Leviticus 2:3 ‘There are six days when you may work, but the seventh day is a day of sabbath rest, a day of sacred assembly. You are not to do any work; wherever you live, it is a sabbath to the Lord.
Many people today rebel against structure in their lives. They want freedom from just about everything. I read in the news that several million people quit their jobs recently, much larger than the usual number. Are they just wanting more for less?
As I have been moving dirt in my back yard following some construction, I remember some of my early jobs in life. They were hard physical labor jobs, sweat until you drop kind of jobs. I have had a number of those jobs over the years. Farmers know hard work more than most of us do. So do the servants who safeguard our communities.
Hard work teaches us many lessons that nothing else can. We learn the value of the income we earn. We learn that getting ahead is hard work. We learn that nothing is truly free.
Our text tells us about how the Israelite community was structured to force trust, not in a coercive sense, but in a disciplined and structured sense. Their whole life as a community revolved around the number seven. Work six days and rest on the seventh.
What this meant is that every week they had to trust that the LORD would provide enough during the six days of work to meet the needs during the seventh. It was exercise in simple trust. It started with the manna in the wilderness, gathering six days and not gathering on the seventh. It was a simple act that said, “I have heard what the LORD said, and now I will trust what He said.”

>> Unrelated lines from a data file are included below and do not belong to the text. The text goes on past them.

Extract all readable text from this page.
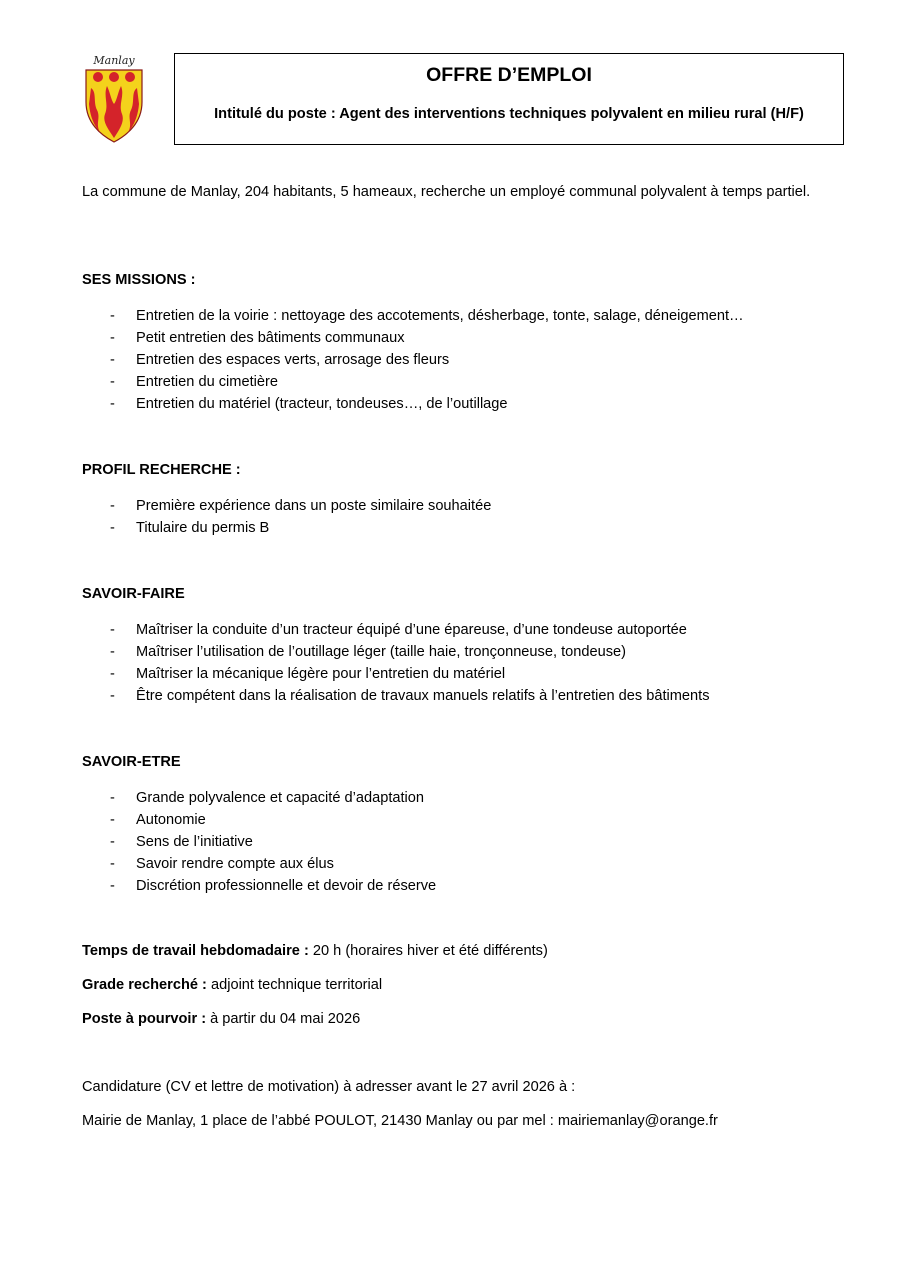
Manlay
OFFRE D’EMPLOI
Intitulé du poste : Agent des interventions techniques polyvalent en milieu rural (H/F)
La commune de Manlay, 204 habitants, 5 hameaux, recherche un employé communal polyvalent à temps partiel.
SES MISSIONS :
- Entretien de la voirie : nettoyage des accotements, désherbage, tonte, salage, déneigement…
- Petit entretien des bâtiments communaux
- Entretien des espaces verts, arrosage des fleurs
- Entretien du cimetière
- Entretien du matériel (tracteur, tondeuses…, de l’outillage
PROFIL RECHERCHE :
- Première expérience dans un poste similaire souhaitée
- Titulaire du permis B
SAVOIR-FAIRE
- Maîtriser la conduite d’un tracteur équipé d’une épareuse, d’une tondeuse autoportée
- Maîtriser l’utilisation de l’outillage léger (taille haie, tronçonneuse, tondeuse)
- Maîtriser la mécanique légère pour l’entretien du matériel
- Être compétent dans la réalisation de travaux manuels relatifs à l’entretien des bâtiments
SAVOIR-ETRE
- Grande polyvalence et capacité d’adaptation
- Autonomie
- Sens de l’initiative
- Savoir rendre compte aux élus
- Discrétion professionnelle et devoir de réserve
Temps de travail hebdomadaire : 20 h (horaires hiver et été différents)
Grade recherché : adjoint technique territorial
Poste à pourvoir : à partir du 04 mai 2026
Candidature (CV et lettre de motivation) à adresser avant le 27 avril 2026 à :
Mairie de Manlay, 1 place de l’abbé POULOT, 21430 Manlay ou par mel : mairiemanlay@orange.fr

This chapter talks about the religious gatherings that would take place every year as part of their discipline and structure of their community. And as you read these two chapters, take note of how many times the number seven appears. Seven days, seven months, seventh day, seventh month, sabbath (means seven). You would think the author was trying to get our attention!
There are no exceptions to this first instance of the seven, the sabbath day. Our text lays it out, and the Jewish readers would have immediately been reminded of the first pages of Genesis, the creation account. The LORD worked six days and then rested. They were to mirror that in their community.
What is added in our text today is that it is a “sacred assembly.” It is one of, wait for it, seven sacred assemblies that are outlined here in the chapter. These yearly gatherings become an integral part of the calendar and life of the Israelite communities down through history. These are still practiced today in some Jewish households. Six of the gatherings are called sacred assemblies, that that are timed and connected to the calendar. The offering of firstfruits is connected to the crop and not the calendar.
This weekly reminder of their distinctive relationship of trust in the LORD became one of the key markers of them as a community of faith. Even in Roman times, the observance of the sabbath was viewed by outsiders as laziness, rather than as a sign of faith. It is amazing how outsiders can misunderstand what our symbols mean.
The Christian Church for the most part does not observe these seven sacred assemblies. In one sense, I think this is a shame. We have adopted the calendar of our culture. We don’t have the reminders woven into our weekly and yearly life together that bring us together as a community to declare our collective trust in His provision. I think we are poorer for it.